I had to wait another month before anyone ventured a diagnosis. By this point, I was almost completely bedridden and had lost nearly twenty pounds. (I went from weighing around 130 to 112.) Finally, I went to see an electro physiologist who told me I have orthostatic intolerance (which anyone could have guessed). He also told me to eat more salt and drink more fluids.
Now, a month after the "diagnosis," I've learned coping mechanisms on my own to make this thing more manageable. I've cut down to three classes, and try to stay in bed most of the time with my legs propped up (the way you posture someone who is in shock). I try to eat 10 grams of salt a day and try to drink no less than 1 1/2 liters of water a day. When I do get out of bed, I sit for five minutes before standing, and have begun using a cane to help me keep my balance. If I'm able to go to class, I've learned that sitting with my knees to my chest (fetal position) helps with the dizziness, and if I sit like that, I can usually make it through an entire lecture. I've completely cut sugars, caffeine, and dairy out of my diet, which seems to help.
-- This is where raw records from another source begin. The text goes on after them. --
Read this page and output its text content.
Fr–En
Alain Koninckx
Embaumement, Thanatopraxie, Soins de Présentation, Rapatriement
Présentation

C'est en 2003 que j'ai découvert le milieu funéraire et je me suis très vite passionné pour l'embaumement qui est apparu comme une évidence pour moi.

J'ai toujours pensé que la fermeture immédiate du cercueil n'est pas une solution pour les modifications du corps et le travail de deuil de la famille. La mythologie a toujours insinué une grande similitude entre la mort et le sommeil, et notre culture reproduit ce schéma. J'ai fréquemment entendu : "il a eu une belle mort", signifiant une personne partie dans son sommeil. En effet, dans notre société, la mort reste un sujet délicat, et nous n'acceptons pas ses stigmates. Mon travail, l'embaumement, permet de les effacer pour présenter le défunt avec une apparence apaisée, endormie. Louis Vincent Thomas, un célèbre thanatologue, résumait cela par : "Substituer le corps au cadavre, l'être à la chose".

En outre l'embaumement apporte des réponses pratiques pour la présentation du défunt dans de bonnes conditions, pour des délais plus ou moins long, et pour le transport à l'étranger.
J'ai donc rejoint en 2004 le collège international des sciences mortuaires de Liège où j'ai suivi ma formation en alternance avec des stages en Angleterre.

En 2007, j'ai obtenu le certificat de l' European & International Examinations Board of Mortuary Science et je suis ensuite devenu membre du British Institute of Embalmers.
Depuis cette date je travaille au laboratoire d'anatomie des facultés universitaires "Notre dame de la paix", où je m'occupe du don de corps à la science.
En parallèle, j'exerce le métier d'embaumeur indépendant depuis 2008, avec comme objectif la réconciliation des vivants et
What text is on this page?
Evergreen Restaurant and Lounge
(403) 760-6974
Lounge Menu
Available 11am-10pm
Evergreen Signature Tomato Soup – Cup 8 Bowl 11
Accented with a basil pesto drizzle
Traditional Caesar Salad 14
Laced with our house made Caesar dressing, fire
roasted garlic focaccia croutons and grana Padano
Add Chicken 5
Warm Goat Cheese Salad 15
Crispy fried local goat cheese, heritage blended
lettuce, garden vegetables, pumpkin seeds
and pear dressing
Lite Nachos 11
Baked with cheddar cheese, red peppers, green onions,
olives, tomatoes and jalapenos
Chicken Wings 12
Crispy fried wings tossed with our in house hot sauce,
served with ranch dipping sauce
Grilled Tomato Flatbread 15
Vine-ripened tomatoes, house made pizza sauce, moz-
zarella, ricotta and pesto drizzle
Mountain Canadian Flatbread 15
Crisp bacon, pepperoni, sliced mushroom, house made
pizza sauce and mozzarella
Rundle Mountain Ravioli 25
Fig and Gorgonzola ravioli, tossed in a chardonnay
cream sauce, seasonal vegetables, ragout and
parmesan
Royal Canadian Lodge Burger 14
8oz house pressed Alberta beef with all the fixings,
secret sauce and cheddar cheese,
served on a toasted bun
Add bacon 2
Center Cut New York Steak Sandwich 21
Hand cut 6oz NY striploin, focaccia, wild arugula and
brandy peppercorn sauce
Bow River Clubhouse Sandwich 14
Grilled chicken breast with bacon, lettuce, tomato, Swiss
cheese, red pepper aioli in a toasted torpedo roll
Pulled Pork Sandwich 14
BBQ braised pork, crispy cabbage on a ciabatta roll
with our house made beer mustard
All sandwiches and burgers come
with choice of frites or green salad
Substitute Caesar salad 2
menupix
The doctors still don't know what to do with me. And I'm still looking for someone who will try to treat this, rather than scratch their head at it. I think that's been the most frustrating aspect of my illness: no one knows how to help or even what's causing this. They just shake their heads and refer me to another specialist.
Before getting sick, I operated under the naive assumption that doctors cure illness. Now I know that they cure some illness, but there's a vast sea of information about the human body and its workings that they don't know. This website has helped me immensely though. I know now that I'm not alone, that this happens to other people. This makes it easier to live with OI. By taking things one day at a time, I feel as though my life is tolerable, although far from perfect.